Amin Vahdat elaborates on the capabilities of Ironwood, stating, "Ironwood is designed to gracefully manage the complex computation and communication demands of 'thinking models', which encompass Large Language Models (LLMs), Mixture of Experts (MoEs) and advanced reasoning tasks. These models require massive parallel processing and efficient memory access."
Google Cloud customers can opt for Ironwood configurations with either 256 or 9,216 chips, catering to different AI workload requirements. When scaled to its maximum configuration, Ironwood provides 42.5 Exaflops, significantly outdoing the current largest supercomputer, El Capitan, which offers 1.7 Exaflops per pod.

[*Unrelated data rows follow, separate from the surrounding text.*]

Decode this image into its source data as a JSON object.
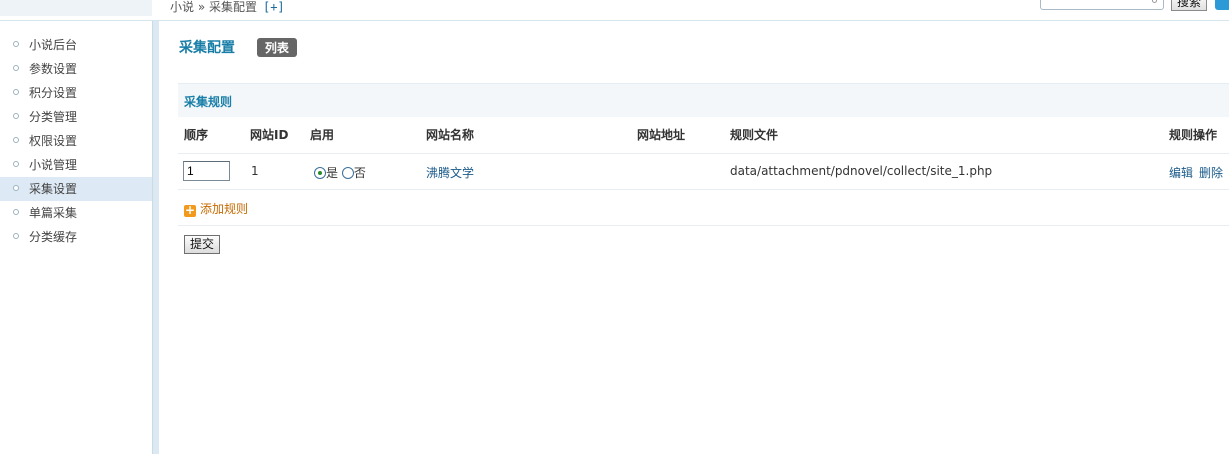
{
  "breadcrumb": {
    "text": "小说 » 采集配置",
    "add_label": "[+]"
  },
  "search": {
    "button_label": "搜索",
    "placeholder": ""
  },
  "sidebar": {
    "items": [
      {
        "label": "小说后台",
        "active": false
      },
      {
        "label": "参数设置",
        "active": false
      },
      {
        "label": "积分设置",
        "active": false
      },
      {
        "label": "分类管理",
        "active": false
      },
      {
        "label": "权限设置",
        "active": false
      },
      {
        "label": "小说管理",
        "active": false
      },
      {
        "label": "采集设置",
        "active": true
      },
      {
        "label": "单篇采集",
        "active": false
      },
      {
        "label": "分类缓存",
        "active": false
      }
    ]
  },
  "main": {
    "title": "采集配置",
    "tab_label": "列表",
    "section_title": "采集规则",
    "columns": [
      "顺序",
      "网站ID",
      "启用",
      "网站名称",
      "网站地址",
      "规则文件",
      "规则操作"
    ],
    "rows": [
      {
        "order": "1",
        "site_id": "1",
        "enabled_yes": "是",
        "enabled_no": "否",
        "site_name": "沸腾文学",
        "site_url": "",
        "rule_file": "data/attachment/pdnovel/collect/site_1.php",
        "edit_label": "编辑",
        "delete_label": "删除"
      }
    ],
    "add_rule_label": "添加规则",
    "submit_label": "提交"
  },
  "colors": {
    "accent": "#1a7fa8",
    "sidebar_active": "#dde9f4",
    "add_rule": "#c56a00"
  }
}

This represents a substantial leap in AI capabilities, facilitating the most demanding AI workloads like large dense LLM or MoE models with advanced reasoning features. Each Ironwood chip is capable of delivering peak compute performance of 4,614 TFLOPs, supported by a memory and network architecture designed for optimum data availability and performance.
Ironwood also enhances the SparseCore feature to handle complex processing of ultra-large embeddings, which are common in advanced ranking and recommendation workloads. This capability extends beyond traditional AI applications into financial and scientific realms.
Google's ML runtime, Pathways, promotes efficient distributed computing across TPU chips, making large-scale AI computation more accessible. It facilitates the use of hundreds of thousands of Ironwood chips in combination, advancing the boundaries of generative AI computation.
Ironwood showcases major improvements in power efficiency, boasting a 2x improvement over Google's previous sixth-generation TPU, Trillium, and being nearly 30 times more power efficient than their first TPUs from 2018. The improvements include enhanced High Bandwidth Memory (HBM) capacity of 192 GB per chip and 7.2 Terabits per second (Tbps) bandwidth per chip, crucial for memory-intensive AI workloads.
The ICI bandwidth has been increased to 1.2 Tbps bidirectional, facilitating faster inter-chip communication for efficient AI training and inference.
Through these advancements, Google aims to meet the increasing computational demands in AI research and application, maintaining high performance and low latency while improving power usage. As Amin Vahdat concludes, "Ironwood represents a unique breakthrough in the age of inference with increased computation power, memory capacity, ICI networking advancements and reliability." Leading AI models like Gemini 2.5 and AlphaFold are currently leveraging TPU technology, and Google anticipates further developments once Ironwood is broadly available.